Émile-Antoine Bourdelle was a disciple of Rodin and a talented sculptor in his own right. Bourdelle moved into the building whose former address was 16, impasse du Maine in 1885. Toward the end of his life, he imagined turning his home and studio into a museum like Rodin’s, but it was only thanks to the patronage of Gabriel Cognacq, nephew of the Samaritaine’s founder, that his plans were realized. In 1949, the museum opened to the public. Today, you can visit Bourdelle’s studio full of sculptures in marble and bronze, his living quarters and his gardens.
The Musée Zadkine is a mid-twentieth century studio tucked away near the Jardin de Luxembourg. Stepping into the overgrown courtyard is like entering a little oasis where bronze figures throw their arms up toward the heavens. Inside, the studio is drenched in sun thanks to the skylights. In the late afternoon, the sun’s rays shine down on the abstract wooden sculptures that populate the museum. Ossip Zadkine was a Russian modernist sculptor who immigrated to Paris in 1909 to study at L’École des Beaux-Arts. In 1911, his sculptures and drawings were shown at Le Salon des Indépendants. He moved to the house on rue d’Assas in 1929 and made it his studio. His wife turned it into a museum in 1978 according to his wishes.
Though Delacroix’s most famous paintings are housed at The Louvre, his home and studio on Place Furstenberg is a beautiful little enclave that will give you some insight into the legendary painter’s life. He is credited with inspiring the Impressionists with his bold use of color and expressive brushstrokes. Though he is most famous for his 1830 masterpiece Lady Liberty Leading the People, he also produced some beautiful paintings inspired by his travels in North Africa. In the museum, you can see not only his paintings and drawings, but also the trinkets he collected on his travels.
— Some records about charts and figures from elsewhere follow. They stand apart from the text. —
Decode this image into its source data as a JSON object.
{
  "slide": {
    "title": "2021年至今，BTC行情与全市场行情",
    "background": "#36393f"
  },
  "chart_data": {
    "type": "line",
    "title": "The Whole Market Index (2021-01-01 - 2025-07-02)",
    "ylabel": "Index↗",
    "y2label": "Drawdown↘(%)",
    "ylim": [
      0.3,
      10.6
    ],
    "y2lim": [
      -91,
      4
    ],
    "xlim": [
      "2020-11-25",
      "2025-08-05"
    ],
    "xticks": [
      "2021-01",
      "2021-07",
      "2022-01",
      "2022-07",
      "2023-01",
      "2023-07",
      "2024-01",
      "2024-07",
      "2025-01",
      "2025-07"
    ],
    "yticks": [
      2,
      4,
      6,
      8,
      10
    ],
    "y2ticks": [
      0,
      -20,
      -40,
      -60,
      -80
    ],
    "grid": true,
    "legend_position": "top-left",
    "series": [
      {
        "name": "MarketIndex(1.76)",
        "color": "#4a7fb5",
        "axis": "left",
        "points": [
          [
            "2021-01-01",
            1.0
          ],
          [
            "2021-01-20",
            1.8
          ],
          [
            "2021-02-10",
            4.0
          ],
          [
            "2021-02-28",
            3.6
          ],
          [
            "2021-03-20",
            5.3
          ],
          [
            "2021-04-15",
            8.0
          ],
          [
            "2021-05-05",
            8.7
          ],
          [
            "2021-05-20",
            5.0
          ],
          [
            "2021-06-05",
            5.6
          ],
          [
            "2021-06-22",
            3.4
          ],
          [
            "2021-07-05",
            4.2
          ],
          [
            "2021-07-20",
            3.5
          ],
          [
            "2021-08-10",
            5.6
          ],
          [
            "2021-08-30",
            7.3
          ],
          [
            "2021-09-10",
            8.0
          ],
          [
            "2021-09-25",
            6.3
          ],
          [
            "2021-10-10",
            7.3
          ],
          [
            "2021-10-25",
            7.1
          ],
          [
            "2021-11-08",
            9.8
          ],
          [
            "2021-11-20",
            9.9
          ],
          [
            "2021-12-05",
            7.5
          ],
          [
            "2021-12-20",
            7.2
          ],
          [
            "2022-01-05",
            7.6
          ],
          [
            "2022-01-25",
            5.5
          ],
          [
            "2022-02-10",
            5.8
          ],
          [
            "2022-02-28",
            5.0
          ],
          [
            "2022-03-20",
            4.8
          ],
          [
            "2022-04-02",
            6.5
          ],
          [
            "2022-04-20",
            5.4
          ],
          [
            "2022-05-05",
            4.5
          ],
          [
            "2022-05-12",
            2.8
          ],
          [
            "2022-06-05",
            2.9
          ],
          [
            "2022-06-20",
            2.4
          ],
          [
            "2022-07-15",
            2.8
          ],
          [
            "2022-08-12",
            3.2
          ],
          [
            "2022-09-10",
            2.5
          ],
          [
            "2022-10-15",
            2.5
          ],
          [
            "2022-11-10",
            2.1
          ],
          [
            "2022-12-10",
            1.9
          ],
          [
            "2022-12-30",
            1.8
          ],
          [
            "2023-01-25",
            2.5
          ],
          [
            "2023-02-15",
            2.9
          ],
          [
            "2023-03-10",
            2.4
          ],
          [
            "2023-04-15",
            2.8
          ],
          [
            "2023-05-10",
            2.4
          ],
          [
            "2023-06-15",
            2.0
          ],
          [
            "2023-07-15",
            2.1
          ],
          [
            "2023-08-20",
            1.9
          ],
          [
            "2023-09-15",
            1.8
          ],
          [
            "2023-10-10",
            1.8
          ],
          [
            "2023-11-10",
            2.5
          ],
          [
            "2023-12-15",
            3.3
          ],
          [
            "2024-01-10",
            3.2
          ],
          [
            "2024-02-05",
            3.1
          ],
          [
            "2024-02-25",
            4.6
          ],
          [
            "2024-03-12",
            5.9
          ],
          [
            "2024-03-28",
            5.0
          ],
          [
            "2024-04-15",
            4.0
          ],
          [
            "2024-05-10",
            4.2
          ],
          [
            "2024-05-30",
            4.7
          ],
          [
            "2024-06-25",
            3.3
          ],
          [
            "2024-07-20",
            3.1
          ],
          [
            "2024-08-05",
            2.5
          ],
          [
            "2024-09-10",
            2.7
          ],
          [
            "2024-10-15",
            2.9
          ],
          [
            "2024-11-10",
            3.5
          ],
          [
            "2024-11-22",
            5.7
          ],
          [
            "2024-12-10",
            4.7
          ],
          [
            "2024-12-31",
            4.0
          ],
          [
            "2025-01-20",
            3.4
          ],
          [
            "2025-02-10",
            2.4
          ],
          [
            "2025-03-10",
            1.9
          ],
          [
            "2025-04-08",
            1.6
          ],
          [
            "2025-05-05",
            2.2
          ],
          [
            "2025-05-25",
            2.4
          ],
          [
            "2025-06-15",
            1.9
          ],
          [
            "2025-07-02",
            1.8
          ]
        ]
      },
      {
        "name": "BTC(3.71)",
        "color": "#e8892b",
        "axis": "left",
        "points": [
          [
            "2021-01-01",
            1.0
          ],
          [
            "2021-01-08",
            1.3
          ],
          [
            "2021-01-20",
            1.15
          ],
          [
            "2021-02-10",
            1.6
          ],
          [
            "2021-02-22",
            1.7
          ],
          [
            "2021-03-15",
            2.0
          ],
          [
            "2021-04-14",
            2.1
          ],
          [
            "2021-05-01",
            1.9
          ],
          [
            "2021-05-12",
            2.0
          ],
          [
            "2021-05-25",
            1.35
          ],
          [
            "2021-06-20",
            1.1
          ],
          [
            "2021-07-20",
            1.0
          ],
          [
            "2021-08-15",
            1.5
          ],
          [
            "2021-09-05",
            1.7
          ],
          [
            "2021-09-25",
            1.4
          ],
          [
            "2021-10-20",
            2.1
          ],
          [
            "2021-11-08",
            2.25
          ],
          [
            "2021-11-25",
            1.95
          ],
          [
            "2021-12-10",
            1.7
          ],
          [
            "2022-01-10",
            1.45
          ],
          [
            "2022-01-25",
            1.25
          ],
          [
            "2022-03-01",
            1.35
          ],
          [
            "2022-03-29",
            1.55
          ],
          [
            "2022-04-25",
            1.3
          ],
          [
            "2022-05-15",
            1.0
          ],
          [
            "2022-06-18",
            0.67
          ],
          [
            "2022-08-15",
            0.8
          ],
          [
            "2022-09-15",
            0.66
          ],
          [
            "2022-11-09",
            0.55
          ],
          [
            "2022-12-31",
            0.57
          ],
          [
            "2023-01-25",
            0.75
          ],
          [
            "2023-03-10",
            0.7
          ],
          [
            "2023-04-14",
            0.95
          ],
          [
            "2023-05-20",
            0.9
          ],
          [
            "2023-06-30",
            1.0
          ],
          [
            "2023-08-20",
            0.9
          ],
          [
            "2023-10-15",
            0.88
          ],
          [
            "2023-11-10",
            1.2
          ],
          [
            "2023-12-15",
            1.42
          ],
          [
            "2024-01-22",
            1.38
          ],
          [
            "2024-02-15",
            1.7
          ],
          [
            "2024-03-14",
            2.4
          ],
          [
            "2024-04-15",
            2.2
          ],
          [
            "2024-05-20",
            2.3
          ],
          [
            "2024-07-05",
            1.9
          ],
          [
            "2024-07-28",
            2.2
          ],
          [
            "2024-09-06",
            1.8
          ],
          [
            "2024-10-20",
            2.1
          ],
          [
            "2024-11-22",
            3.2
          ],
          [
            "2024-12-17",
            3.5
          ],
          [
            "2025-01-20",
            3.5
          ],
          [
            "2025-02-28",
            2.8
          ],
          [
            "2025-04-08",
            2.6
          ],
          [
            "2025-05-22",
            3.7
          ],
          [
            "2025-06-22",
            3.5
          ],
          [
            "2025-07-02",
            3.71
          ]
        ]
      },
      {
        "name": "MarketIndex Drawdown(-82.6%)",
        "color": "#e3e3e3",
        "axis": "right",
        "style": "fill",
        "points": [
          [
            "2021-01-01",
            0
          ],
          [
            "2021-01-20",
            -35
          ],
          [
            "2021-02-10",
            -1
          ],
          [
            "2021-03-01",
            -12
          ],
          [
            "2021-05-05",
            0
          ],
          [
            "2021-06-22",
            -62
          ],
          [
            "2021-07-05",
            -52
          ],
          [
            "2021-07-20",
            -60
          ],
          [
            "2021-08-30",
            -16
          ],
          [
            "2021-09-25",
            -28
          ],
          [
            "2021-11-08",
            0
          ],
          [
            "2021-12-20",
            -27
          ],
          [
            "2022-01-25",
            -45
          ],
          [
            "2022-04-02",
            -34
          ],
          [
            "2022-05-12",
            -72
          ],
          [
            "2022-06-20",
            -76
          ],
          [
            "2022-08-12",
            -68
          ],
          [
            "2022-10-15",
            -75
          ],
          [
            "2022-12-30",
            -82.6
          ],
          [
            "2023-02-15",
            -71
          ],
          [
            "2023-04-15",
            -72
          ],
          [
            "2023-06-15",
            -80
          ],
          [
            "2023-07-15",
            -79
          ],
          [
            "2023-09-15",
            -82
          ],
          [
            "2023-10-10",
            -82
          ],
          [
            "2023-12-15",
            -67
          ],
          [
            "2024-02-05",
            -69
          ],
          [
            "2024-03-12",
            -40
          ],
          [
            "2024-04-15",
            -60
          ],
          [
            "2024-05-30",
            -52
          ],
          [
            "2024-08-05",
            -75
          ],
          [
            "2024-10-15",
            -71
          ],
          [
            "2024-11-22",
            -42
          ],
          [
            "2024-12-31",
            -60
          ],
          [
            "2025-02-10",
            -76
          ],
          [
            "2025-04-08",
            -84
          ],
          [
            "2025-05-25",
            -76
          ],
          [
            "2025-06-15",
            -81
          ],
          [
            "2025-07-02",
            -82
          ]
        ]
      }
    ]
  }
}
Though he quit school at L’École des Beaux-Arts, Gustave Moreau created an incredible collection of over 8,000 paintings which are now housed in his former home and studio. Moreau’s style was inspired by Delacroix’s use of vibrant colors and dramatic figures, as well as by the Italian masters whose works he came to know during the years he lived in Italy. He was invited to Compiègne by Napoleon III and became a Knight of the Legion of Honor. He eventually taught at the École des Beaux-Arts and inspired the next generation of painters, including Matisse and Vlaminck. Though his early paintings are full of Biblical, mythological and literary references, his style evolved towards a more symbolist style of painting, as you can see in the museum.